Young people aged 15-24 account for 40% of all new HIV infections (UNAIDS 2007). Only 40% of young men and 36% of young women have accurate knowledge on transmission and prevention. The most effective HIV prevention is that carried out by and for young people. In spite of this, investment in young people’s responses to HIV remains limited, as do their opportunities to contribute to national and international HIV strategy.
There are two pressing needs: to reach young people with effective HIV prevention that helps them adopt appropriate behaviour change; and to recognise and support their commitment to the continuing fight against HIV and AIDS, renewing the sector and keeping it relevant to new generations.

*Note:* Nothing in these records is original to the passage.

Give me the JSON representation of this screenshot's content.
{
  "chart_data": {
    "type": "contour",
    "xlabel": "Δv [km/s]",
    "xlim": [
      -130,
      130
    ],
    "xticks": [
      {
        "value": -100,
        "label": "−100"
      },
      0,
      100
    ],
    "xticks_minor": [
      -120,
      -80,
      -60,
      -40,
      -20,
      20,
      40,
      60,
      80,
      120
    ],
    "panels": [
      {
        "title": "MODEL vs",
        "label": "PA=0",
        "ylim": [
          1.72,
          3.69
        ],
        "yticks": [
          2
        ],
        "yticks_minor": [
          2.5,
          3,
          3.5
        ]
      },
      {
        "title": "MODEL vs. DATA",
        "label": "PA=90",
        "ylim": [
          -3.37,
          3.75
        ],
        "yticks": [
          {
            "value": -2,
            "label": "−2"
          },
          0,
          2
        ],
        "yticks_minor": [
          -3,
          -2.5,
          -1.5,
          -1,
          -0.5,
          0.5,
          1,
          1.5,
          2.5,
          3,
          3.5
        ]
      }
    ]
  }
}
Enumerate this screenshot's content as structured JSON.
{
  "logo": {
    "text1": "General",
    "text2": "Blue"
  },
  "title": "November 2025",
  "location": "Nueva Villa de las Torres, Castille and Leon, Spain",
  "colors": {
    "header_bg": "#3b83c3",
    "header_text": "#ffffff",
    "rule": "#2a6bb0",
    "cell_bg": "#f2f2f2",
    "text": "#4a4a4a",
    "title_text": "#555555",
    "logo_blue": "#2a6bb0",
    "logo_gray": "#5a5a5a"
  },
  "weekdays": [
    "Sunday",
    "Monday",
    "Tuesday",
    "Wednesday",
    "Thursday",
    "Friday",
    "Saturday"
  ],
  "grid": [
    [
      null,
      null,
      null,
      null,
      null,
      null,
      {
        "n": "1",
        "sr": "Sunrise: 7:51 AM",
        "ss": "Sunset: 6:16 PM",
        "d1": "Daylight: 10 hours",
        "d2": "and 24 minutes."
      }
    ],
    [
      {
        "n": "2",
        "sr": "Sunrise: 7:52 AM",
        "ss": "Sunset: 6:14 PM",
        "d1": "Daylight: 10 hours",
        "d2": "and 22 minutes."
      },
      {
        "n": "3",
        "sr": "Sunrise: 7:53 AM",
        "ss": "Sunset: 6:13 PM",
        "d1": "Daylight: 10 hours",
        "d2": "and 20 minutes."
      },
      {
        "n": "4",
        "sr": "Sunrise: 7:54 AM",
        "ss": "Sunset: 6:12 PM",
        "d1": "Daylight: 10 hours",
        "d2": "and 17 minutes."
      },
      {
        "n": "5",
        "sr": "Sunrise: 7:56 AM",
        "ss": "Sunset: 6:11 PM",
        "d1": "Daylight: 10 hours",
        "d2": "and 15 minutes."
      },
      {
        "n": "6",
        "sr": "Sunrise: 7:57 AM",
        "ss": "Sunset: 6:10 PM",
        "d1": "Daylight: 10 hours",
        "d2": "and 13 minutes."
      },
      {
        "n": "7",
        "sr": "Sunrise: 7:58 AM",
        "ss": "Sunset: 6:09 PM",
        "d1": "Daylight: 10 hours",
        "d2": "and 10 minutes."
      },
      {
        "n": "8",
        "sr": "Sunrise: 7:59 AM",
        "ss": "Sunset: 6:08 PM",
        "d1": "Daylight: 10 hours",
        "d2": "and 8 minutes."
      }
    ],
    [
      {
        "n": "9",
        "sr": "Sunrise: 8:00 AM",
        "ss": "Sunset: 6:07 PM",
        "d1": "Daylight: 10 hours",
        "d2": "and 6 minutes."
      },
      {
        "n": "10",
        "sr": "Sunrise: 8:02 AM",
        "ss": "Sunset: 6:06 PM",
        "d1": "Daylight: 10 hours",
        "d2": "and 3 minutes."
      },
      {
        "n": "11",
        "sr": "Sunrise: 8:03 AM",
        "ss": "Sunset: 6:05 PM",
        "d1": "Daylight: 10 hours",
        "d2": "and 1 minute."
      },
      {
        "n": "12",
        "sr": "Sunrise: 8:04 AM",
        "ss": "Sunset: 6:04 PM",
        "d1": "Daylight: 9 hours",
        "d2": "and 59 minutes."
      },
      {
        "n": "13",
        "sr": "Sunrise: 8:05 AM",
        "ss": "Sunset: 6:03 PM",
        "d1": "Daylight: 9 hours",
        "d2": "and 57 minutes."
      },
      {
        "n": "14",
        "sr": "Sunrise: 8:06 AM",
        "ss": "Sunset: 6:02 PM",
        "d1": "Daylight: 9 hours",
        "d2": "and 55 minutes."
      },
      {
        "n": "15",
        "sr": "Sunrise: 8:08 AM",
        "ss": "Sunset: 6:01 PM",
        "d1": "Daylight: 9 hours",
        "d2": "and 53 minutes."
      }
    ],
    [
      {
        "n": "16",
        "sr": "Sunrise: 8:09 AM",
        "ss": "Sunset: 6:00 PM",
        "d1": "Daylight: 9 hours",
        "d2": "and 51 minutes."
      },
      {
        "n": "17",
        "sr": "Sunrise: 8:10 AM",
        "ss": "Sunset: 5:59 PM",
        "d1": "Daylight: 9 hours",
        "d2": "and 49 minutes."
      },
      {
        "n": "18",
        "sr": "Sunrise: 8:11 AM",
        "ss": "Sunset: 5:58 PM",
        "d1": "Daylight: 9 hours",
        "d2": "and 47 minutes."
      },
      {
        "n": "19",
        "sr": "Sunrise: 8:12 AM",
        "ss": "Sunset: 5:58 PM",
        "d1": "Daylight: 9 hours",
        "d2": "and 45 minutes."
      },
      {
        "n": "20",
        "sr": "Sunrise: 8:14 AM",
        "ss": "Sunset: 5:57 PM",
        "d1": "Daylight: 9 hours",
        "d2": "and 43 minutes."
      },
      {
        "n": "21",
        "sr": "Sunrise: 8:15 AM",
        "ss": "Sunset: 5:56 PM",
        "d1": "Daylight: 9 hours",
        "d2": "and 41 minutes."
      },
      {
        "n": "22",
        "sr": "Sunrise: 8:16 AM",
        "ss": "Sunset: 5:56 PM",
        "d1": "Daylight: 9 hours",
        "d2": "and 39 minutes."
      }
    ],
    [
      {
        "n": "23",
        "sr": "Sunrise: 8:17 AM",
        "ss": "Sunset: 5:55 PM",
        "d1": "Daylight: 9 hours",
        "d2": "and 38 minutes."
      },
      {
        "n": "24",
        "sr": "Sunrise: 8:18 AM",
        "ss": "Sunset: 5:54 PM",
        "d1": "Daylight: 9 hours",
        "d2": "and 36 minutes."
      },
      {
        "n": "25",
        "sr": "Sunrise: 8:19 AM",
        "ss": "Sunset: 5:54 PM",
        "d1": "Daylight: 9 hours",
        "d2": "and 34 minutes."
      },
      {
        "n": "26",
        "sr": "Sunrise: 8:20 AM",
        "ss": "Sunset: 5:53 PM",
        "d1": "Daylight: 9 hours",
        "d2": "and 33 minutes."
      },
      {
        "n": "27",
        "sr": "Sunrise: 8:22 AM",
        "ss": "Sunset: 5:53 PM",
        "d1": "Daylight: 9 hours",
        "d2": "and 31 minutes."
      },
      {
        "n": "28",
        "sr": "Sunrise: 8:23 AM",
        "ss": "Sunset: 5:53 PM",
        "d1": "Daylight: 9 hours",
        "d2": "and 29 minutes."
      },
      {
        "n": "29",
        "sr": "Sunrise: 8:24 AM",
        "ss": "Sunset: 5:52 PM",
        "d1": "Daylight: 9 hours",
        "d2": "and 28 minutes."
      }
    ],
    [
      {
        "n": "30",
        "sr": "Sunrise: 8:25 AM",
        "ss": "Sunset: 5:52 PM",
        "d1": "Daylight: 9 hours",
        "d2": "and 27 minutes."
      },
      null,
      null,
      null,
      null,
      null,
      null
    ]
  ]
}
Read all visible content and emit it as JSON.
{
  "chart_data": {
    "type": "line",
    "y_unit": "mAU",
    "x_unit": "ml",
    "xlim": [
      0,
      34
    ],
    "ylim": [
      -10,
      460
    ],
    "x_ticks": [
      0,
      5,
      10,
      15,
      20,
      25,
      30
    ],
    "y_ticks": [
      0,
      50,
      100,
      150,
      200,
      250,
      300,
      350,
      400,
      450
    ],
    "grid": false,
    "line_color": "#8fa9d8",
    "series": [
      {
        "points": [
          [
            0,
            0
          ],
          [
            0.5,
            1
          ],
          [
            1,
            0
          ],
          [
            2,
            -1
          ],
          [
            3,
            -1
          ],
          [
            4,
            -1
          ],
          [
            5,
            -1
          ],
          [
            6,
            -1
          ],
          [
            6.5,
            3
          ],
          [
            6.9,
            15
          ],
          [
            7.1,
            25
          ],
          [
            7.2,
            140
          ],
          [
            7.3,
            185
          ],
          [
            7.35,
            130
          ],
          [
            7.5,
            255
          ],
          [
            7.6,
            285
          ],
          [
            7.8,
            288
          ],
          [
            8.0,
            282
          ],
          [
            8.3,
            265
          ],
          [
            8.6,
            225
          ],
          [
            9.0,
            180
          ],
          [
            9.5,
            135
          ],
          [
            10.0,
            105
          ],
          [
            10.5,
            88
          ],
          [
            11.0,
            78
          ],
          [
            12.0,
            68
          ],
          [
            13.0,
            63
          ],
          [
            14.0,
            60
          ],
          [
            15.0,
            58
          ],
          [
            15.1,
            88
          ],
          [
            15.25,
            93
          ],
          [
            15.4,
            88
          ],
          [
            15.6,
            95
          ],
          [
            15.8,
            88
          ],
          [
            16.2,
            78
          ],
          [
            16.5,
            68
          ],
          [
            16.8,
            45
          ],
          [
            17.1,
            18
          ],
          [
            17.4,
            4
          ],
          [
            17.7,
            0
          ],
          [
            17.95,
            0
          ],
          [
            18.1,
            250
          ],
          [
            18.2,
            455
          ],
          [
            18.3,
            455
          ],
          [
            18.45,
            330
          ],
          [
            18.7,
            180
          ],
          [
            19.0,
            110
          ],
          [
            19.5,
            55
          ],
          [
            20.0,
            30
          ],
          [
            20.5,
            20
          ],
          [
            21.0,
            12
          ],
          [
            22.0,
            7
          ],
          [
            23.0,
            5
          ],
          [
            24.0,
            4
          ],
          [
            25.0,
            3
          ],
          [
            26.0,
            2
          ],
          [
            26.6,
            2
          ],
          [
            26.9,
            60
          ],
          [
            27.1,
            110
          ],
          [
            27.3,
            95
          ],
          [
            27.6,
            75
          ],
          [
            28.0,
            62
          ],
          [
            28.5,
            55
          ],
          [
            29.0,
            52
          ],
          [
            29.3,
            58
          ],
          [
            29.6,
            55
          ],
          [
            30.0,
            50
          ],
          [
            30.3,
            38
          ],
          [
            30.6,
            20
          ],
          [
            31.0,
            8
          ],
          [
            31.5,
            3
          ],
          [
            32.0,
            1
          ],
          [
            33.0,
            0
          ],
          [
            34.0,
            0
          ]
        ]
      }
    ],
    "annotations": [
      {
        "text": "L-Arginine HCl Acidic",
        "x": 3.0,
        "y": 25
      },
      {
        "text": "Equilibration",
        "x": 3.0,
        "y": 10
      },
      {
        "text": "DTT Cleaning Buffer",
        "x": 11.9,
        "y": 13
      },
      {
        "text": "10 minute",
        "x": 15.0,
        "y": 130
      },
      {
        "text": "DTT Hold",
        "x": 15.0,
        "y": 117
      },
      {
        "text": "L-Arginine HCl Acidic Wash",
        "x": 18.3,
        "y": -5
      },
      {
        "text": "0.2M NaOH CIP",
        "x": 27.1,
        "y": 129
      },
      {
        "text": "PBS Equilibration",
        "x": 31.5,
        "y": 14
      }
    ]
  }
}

MTV established the Staying Alive Foundation in 2005, building on its commitment to tackle HIV prevention and stigma through regular programming that itself built into the year-round Staying Alive Media Campaign. The SAF makes grants to organisations run by and for young people (with a target age group of 15 to 27) working to prevent HIV infection and alleviate stigma and discrimination.
The new training and development programme is designed to make their HIV projects more effective, to build stronger and more sustainable organisations, and to develop and promote young people as the leaders of the future community HIV response.